Aterro da Praça da República
O primeiro esforço significativo nesse sentido estava na obra de melhoramento e aformoseamento da Praça da República, classificada como “a obra urbanística de maior significado da primeira década do século” (ARRAIS, 2009, p. 164). No entanto, até o ano de 1892 nada ainda havia sido feito. “O Caixeiro”, em mais uma de suas reportagens denunciativas reiterava as singularidades “pitorescas” e “bucólicas” da praça que, por não apresentar um aterro e um sistema de drenagem eficiente, até então constituía local de descanso para “jumentos” e “suínos”.
A importância das intervenções na Praça da República eram tão urgentes que em uma reportagem do periódico “A República”, de 15 de abril de 1896, é feito um contraponto entre o projeto de aformoseamento da Praça André de Albuquerque – localizada na Cidade Alta e marco zero da ocupação da cidade – e a falta de iniciativas do tipo na Praça da República. Ou seja, se estavam sendo investidas somas no melhoramento de outras praças e logradouros da cidade, parte desses investimentos deveria ser destinada à intervenção da praça da estação ferroviária.
Além da urgência do aterro e embelezamento, o charco formado na praça era recorrentemente apontado também como foco de doenças, por abrigar águas paradas que liberavam, na cultura da época, “miasmas”, que podiam ser causas de epidemias (TEIXEIRA, 2009, p. 300). Até o ano de 1901 nada havia sido efetivamente realizado e a chegada de mais um inverno piorava a situação, com a formação de alagadiços.
Para piorar, a falta de educação da população, a partir do depósito de lixo e dejetos nas valas que drenavam as águas pluviais tornava a situação ainda mais crítica (A REPUBLICA, 1901, p. 01). Ruas e logradouros adjacentes, tais como o largo do Bom Jesus e as ruas de Santo Amaro e da Campina, se tornavam “inabitáveis”, como eram descritos nesses períodos por alguns periódicos.
Entre esses argumentos, os jornais em circulação chegavam a citar o fato de que uma intervenção na Praça da República significaria um beneficiamento das próprias elites políticas e intelectual, já que ou residiam ou se hospedavam em suas adjacências. Além de representar uma nova centralidade na cidade, bem como, a sua nova porta de entrada, o aterro da Praça da República consistiria – junto com a posterior pavimentação da Avenida Junqueira Aires – a comunicação entre os dois bairros que compunham Natal à época: a Ribeira e a Cidade Alta.
Por volta do ano de 1895, calcula-se que a Ribeira possuía cerca de 500 casas, enquanto que a Cidade Alta apresentava cerca de 1500.(CALÇAMENTO, 1895). E em virtude da separação ocasionada pelo alagadiço, os dois bairros quase que funcionavam como núcleos à parte, o que alimentou uma rixa entre as suas populações, denominadas, respectivamente, de Canguleiros e Xarias.
Até então a Praça da República – que após os serviços de melhoramento receberia a denominação de Praça Augusto Severo – estabelecia a comunicação entre os bairros de maneira muito precária. Câmara Cascudo descreve essa comunicação da seguinte maneira: “logo adiante da estação da Estrada de Ferro, na praça Augusto Severo, a corrente d’água era viva, obrigando a existência de uma ponte, simples tronco de árvore, transposto em equilíbrio instável” (1999 [1946], p. 150).

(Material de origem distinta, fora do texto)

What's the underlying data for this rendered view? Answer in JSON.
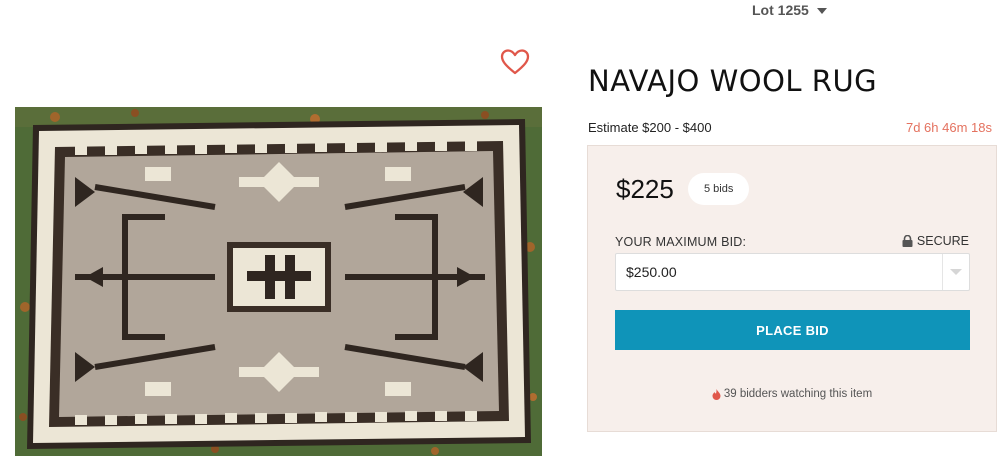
{
  "lot": {
    "label": "Lot 1255"
  },
  "item": {
    "title": "NAVAJO WOOL RUG",
    "estimate": "Estimate $200 - $400",
    "time_left": "7d  6h  46m  18s"
  },
  "bidding": {
    "current_price": "$225",
    "bid_count": "5 bids",
    "max_bid_label": "YOUR MAXIMUM BID:",
    "secure_label": "SECURE",
    "max_bid_value": "$250.00",
    "place_bid_label": "PLACE BID",
    "watchers_text": "39 bidders watching this item"
  },
  "icons": {
    "favorite": "heart-icon",
    "lot_dropdown": "chevron-down-icon",
    "secure": "lock-icon",
    "watchers": "fire-icon",
    "bid_dropdown": "chevron-down-icon"
  },
  "colors": {
    "accent": "#0f94b9",
    "heart": "#e0574a",
    "countdown": "#e4725f",
    "panel_bg": "#f7efeb"
  }
}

A falta da pavimentação da Avenida Junqueira Aires era também apontada como um transtorno tanto para a comunicação entre os dois bairros, com também em relação ao depósito de materiais na Praça da República. A condição precária, portanto, dificultava até mesmo o acesso e o desembarque da estação à cidade, uma vez que as águas se estagnavam em frente a esse edifício.
A situação da Praça da República apenas seria revertida no ano de 1904, durante o término do primeiro governo de Alberto Maranhão.
Fontes:
Caminhos que estruturam cidades: redes técnicas de transporte sobre trilhos e a conformação intra-urbana de Natal / Gabriel Leopoldino Paulo de Medeiros. – Natal, RN, 2011.
Consultas:
ARRAIS, Raimundo. O mundo avança! Os caminhos do Progresso na cidade do Natal no início do século XX. In: BUENO, Almir de Carvalho (Org.) Revisitando a história do Rio Grande do Norte. Natal: EDUFRN, 2009.
TEIXEIRA, Rubenilson Brazão. Da Cidade de Deus à Cidade dos Homens: a secularização do uso, da forma e da função urbana. Natal: EDUFRN, 2009.
A REPUBLICA, Natal, ano 11, 26 abr. 1901.
CALÇAMENTO. O Nortista, Natal, n.176, ano 4, 30 mar. 1895.